Greg wriggled his legs from under the small of Ellis’s back, and propped himself up on his elbows, gulping down air. Looking anywhere but at the ruined flesh at his feet. The world was a mirage, wavering nauseously. “Cover up. Call your squad, this apartment has got to be scrubbed clean, there must be nothing left to prove we ever visited. You’ll have to take the body out tonight-cleaning truck, something like that. And get these Crays to Walshaw. Lord knows how long it’ll take to go through their contents, though.”
“No police?”
“No police. We need the Crays’ data. Besides, I’d hate to try and explain what we were doing here. Let Ellis become another unperson, nobody’s going to ask questions.”
“Oh. Yes.” Victor was dazed, moving and thinking with a Saturday night drunk’s shellshocked apathy.
“Call your squad now.”
“Right.” He tugged his cybofax out of an inner pocket. “Your nose is bleeding.”
Greg dabbed at the flow with some of Ellis’s tissues while Victor yammered out increasingly urgent instructions. Flies were beginning to feed on the open skull. Greg pulled a white lace tablecloth over Ellis, and collapsed into one of the low chairs, exhausted.
“On their way,” said Victor. “You want to flit, find a doctor or something?”
“No. I think I’ll just sit here for a minute. Oh, and be sure to have this place swept for bugs.” His nose had stopped bleeding.
Victor hovered anxiously, head swivelling round the apartment, missing the body each time. “Bloody hell, what a cockup.”
“Not your fault. But it proves one thing.
“What’s that?”
Greg gave him a battle-weary smile. “I’m close.”
“Yeah, but Greg…What have you got left now?”
“A name. Confirmation.”
“That di Girolamo character you mentioned?”
“Yep. It was beautiful the way Ellis’s mind funked out. You should’ve seen it.”
“If you say so. This is all way above my head. Surveillance and back up, Walshaw says. You sit there and take it easy for a while. I’ll see to the clean up.”
“Sure.” Greg drew his cybofax out of his leather jacket’s inside pocket, taking care not to make any sudden motions. His brain sloshed from ear to ear each time his head moved.
He flipped the cybofax open, and keyed the phone function with difficulty. His fingers were stiff, devoid of feeling.
The cybofax bleeped for an incoming call. Unsurprised, he let it through. Knowing.
Gabriel’s face appeared on the little screen. “No,” she said, with ominous resolution.
“I’m sorry, but you have to. There’s no one else.”
“No, Gregory.”
“Look at me, a proper look. Right now I couldn’t even sense a tiger’s brain if it was biting me.”
“Tell you, I’ve got to have psi coverage to get that girl out. You’ll be saving lives, Gabriel. The Trinities will bloodbath the Mirriam without perfect intelligence information-where Katerina is, where the crew are, and what they’re tooled up with.”

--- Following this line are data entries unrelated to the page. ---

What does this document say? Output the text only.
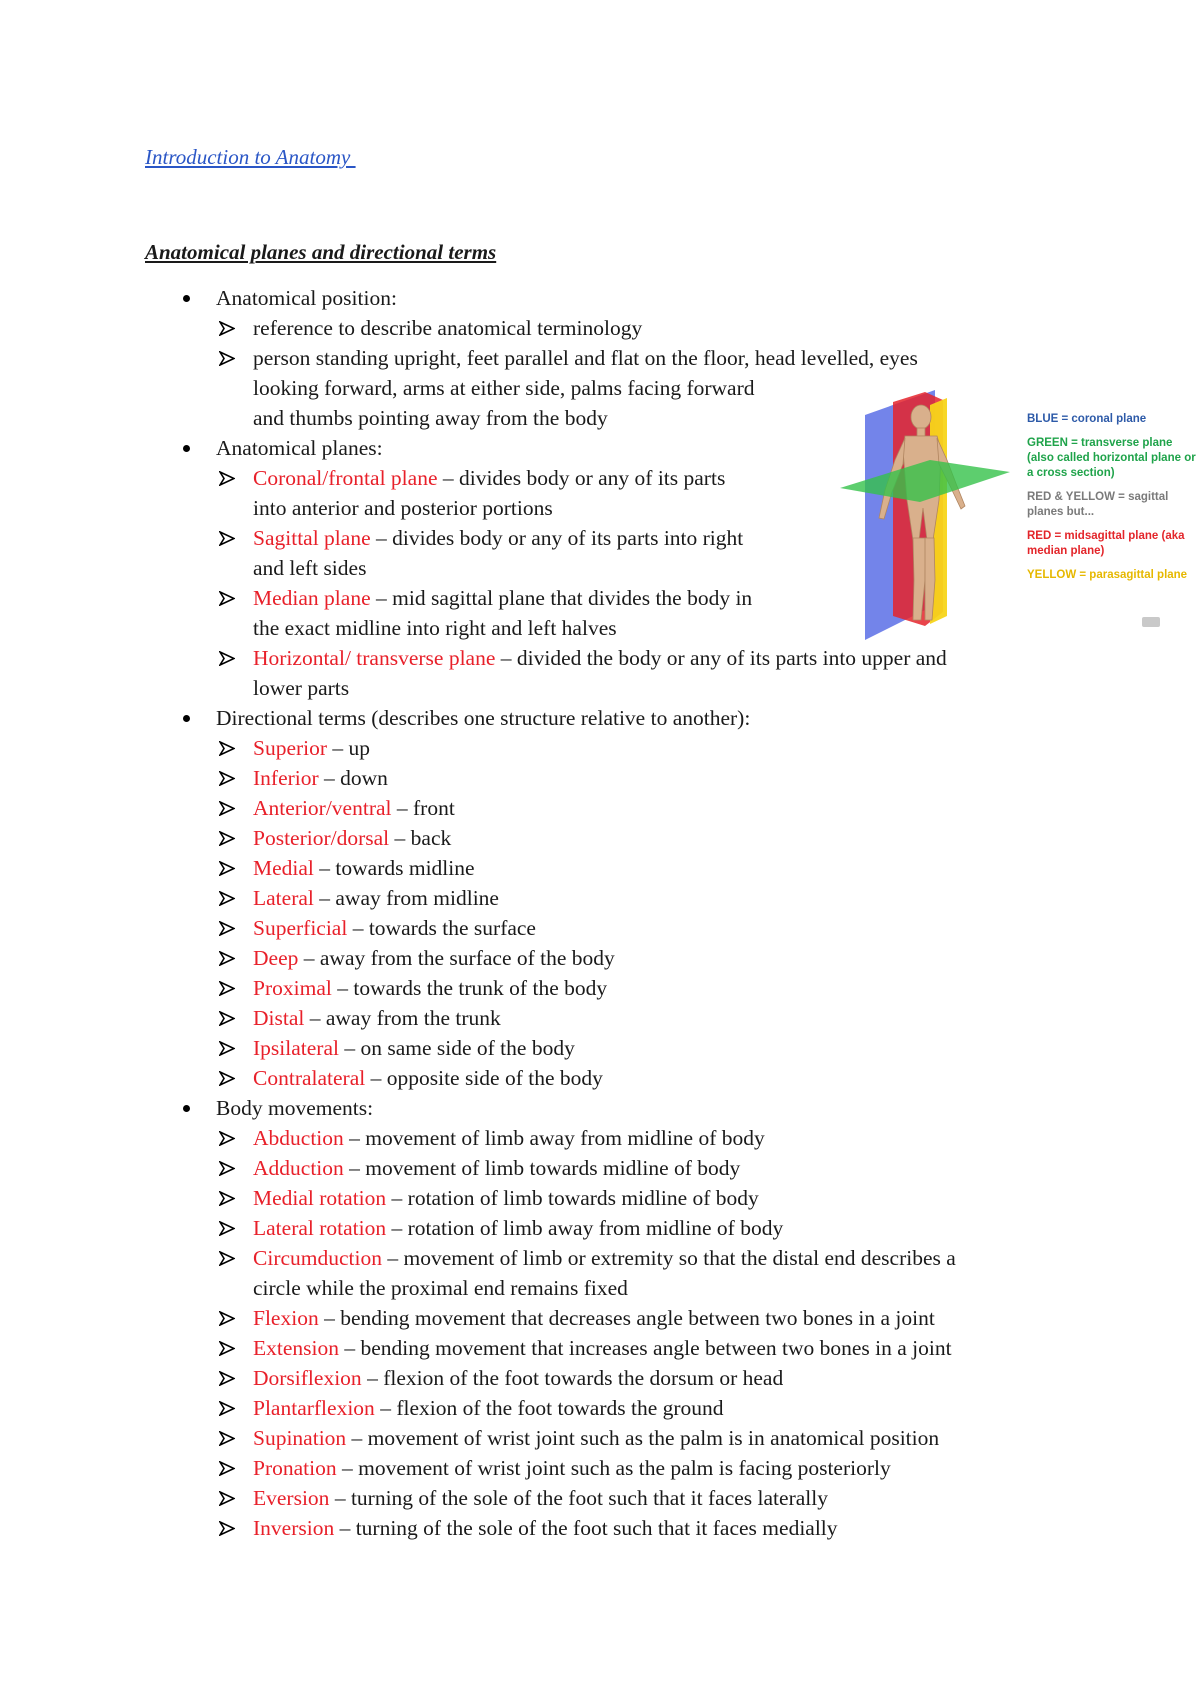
Introduction to Anatomy
Anatomical planes and directional terms
Anatomical position:
reference to describe anatomical terminology
person standing upright, feet parallel and flat on the floor, head levelled, eyes
looking forward, arms at either side, palms facing forward
and thumbs pointing away from the body
Anatomical planes:
Coronal/frontal plane – divides body or any of its parts
into anterior and posterior portions
Sagittal plane – divides body or any of its parts into right
and left sides
Median plane – mid sagittal plane that divides the body in
the exact midline into right and left halves
Horizontal/ transverse plane – divided the body or any of its parts into upper and
lower parts
Directional terms (describes one structure relative to another):
Superior – up
Inferior – down
Anterior/ventral – front
Posterior/dorsal – back
Medial – towards midline
Lateral – away from midline
Superficial – towards the surface
Deep – away from the surface of the body
Proximal – towards the trunk of the body
Distal – away from the trunk
Ipsilateral – on same side of the body
Contralateral – opposite side of the body
Body movements:
Abduction – movement of limb away from midline of body
Adduction – movement of limb towards midline of body
Medial rotation – rotation of limb towards midline of body
Lateral rotation – rotation of limb away from midline of body
Circumduction – movement of limb or extremity so that the distal end describes a
circle while the proximal end remains fixed
Flexion – bending movement that decreases angle between two bones in a joint
Extension – bending movement that increases angle between two bones in a joint
Dorsiflexion – flexion of the foot towards the dorsum or head
Plantarflexion – flexion of the foot towards the ground
Supination – movement of wrist joint such as the palm is in anatomical position
Pronation – movement of wrist joint such as the palm is facing posteriorly
Eversion – turning of the sole of the foot such that it faces laterally
Inversion – turning of the sole of the foot such that it faces medially
BLUE = coronal plane
GREEN = transverse plane (also called horizontal plane or a cross section)
RED & YELLOW = sagittal planes but...
RED = midsagittal plane (aka median plane)
YELLOW = parasagittal plane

“You’re a bastard, Mandel.”
“No messing. See you at the briefing.”
After that, it was the difficult call. Eleanor.
True to prediction, one of the yachts docked at the same quay as the Mirriam was hosting a party. A brassy, high-wattage rave; hysterical guests spilling out on to the quay itself, dancing, drawing syntho, swilling down champagne. Perfect cover. By two o’clock in the morning it still hadn’t peaked.
At five minutes past two Greg walked down the quay with Suzi, the pair of them holding hands and laughing without a care in the world. He wore a dinner jacket that felt as though it was made of canvas, and reeked of starch. Suzi had slipped into a 1920s gold lamé dress, low cut with near invisible straps, a blonde bob wig covering her gelled-down spikes. With her size and figure she looked impossibly young-fourteen, fifteen, something like that. He reckoned that as a couple they fitted the scene perfectly. Anyone would think it was fathers and daughters night. Thank heavens for café society, immutable in a fluid world.
They infiltrated the party fringes, anthropoid chameleons.
Big Amstrad projectors were mounted on the yacht, firing holographic fireworks into the night. Upturned faces were painted in spicy shades of scarlet and green by carnation bursts of ephemeral meteorites.